Dracula Review – Besson’s Love-Struck Reimagining of the Classic Horror Story is Ridiculous but Engaging

Perhaps there is no great enthusiasm for a new version of Dracula from Luc Besson, the celebrated French director for polished extravagance. However, one must admit: his lavishly upholstered vampire romance has ambition and panache – and with its B-movie charm, I might just favor to it to the recent, stately interpretation by Robert Eggers of Nosferatu. A few strange elements appear, like a particular moment that seems to depict a geographic divide between France and Romania.

Christoph Waltz as a Humorously Exhausted Vampire-Hunting Priest

Christoph Waltz plays a witty yet careworn man of the church pursuing the undead – it feels natural for him to tackle such a part earlier – who ends up in Paris in 1889 for the French Revolution centenary celebrations. So does the malevolent vampire count, enacted by the seasoned horror actor Caleb Landry Jones using a distorted Eastern European tone evoking Carell’s Gru character in the Despicable Me films. This character he seemed destined to play.

The Story: A Tale of Love and Loss

The story is this: the vampire lord has traveled ceaselessly the earth in torment over four centuries following his rise as one of the undead, a consequence for his faithless sorrow after the passing of his spouse Elisabeta (a movie debut role for Zoë Bleu, the offspring of Rosanna Arquette). The count has been searching, searching, searching for a female who would be the return of his lost love. As ill fortune would have it, the fortunate female turns out to be Mina (also Bleu, of course), the modest betrothed of Dracula’s feeble property handler, Jonathan Harker (Ewens Abid), who has recently been to Dracula’s fortress to review his land assets and whose miniature portrait of the winsome Mina caught the count’s hooded eye.

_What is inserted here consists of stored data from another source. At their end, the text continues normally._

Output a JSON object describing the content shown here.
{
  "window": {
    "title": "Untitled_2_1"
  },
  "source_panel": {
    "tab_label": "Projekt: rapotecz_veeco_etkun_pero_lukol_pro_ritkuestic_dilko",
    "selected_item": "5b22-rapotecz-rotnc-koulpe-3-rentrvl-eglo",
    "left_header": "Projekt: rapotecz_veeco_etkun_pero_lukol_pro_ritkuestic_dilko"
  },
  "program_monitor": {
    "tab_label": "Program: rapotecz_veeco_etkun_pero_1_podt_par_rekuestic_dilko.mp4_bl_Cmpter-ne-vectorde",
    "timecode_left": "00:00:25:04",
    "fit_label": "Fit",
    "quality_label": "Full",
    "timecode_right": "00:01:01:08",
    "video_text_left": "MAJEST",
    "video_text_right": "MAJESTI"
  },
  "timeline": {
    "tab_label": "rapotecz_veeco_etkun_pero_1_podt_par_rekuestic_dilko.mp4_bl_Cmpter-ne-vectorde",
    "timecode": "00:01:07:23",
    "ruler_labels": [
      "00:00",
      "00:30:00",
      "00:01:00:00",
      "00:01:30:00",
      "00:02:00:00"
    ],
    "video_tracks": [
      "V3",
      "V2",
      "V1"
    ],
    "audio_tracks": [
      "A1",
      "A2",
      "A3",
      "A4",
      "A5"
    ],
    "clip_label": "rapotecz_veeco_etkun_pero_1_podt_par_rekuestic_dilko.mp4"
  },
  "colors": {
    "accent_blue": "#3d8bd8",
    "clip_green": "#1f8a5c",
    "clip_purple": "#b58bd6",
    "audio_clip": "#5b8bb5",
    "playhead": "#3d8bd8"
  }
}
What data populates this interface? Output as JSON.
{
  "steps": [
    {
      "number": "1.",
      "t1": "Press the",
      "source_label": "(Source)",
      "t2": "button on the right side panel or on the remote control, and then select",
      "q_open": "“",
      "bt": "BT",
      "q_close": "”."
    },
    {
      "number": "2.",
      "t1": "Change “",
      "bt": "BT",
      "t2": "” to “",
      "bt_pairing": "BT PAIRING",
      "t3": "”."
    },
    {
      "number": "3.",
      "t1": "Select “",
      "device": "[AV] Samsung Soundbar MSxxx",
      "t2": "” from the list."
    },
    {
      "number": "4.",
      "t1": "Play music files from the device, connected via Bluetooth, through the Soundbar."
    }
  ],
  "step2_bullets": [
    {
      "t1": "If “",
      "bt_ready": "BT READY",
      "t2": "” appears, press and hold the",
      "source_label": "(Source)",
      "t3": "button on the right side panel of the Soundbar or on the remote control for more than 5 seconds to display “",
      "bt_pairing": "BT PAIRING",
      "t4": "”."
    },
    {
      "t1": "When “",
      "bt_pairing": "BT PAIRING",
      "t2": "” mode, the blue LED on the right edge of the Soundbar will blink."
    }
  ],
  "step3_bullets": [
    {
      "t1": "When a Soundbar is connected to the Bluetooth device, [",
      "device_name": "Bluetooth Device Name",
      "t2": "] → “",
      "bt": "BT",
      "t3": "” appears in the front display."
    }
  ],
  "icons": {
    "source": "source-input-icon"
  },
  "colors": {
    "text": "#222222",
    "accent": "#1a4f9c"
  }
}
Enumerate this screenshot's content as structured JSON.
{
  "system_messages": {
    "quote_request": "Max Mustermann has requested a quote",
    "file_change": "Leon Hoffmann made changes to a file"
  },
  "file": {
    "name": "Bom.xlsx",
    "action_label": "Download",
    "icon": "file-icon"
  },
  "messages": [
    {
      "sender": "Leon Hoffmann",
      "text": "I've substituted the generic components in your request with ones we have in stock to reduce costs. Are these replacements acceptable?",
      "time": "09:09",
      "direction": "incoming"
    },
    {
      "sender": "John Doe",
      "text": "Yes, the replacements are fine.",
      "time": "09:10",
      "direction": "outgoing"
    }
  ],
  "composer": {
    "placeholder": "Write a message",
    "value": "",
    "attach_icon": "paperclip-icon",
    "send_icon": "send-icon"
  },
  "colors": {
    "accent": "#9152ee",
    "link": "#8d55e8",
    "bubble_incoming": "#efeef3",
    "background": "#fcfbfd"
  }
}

Besson’s Direction and Humorous Style

Besson structures Dracula’s flashback sequence of worldwide travels in various outrageous costumes skillfully, and he doesn’t shy away from giving us some comedy moments in the style of Mel Brooks – such as the vampire’s constant unsuccessful tries to kill himself after Elisabeta’s death, as well as absurd moments that occur when Dracula applies to himself in a certain perfume in historic Florence, that renders him compelling to the opposite sex. Ridiculous and watchable.

Dracula can be streamed online from 1 December and on DVD and Blu-ray starting the twenty-second of December. It plays in Australian cinemas from 5 February 2026.

Timothy Ramirez
Timothy Ramirez

Seasoned casino strategist with over a decade of experience in gaming and probability analysis.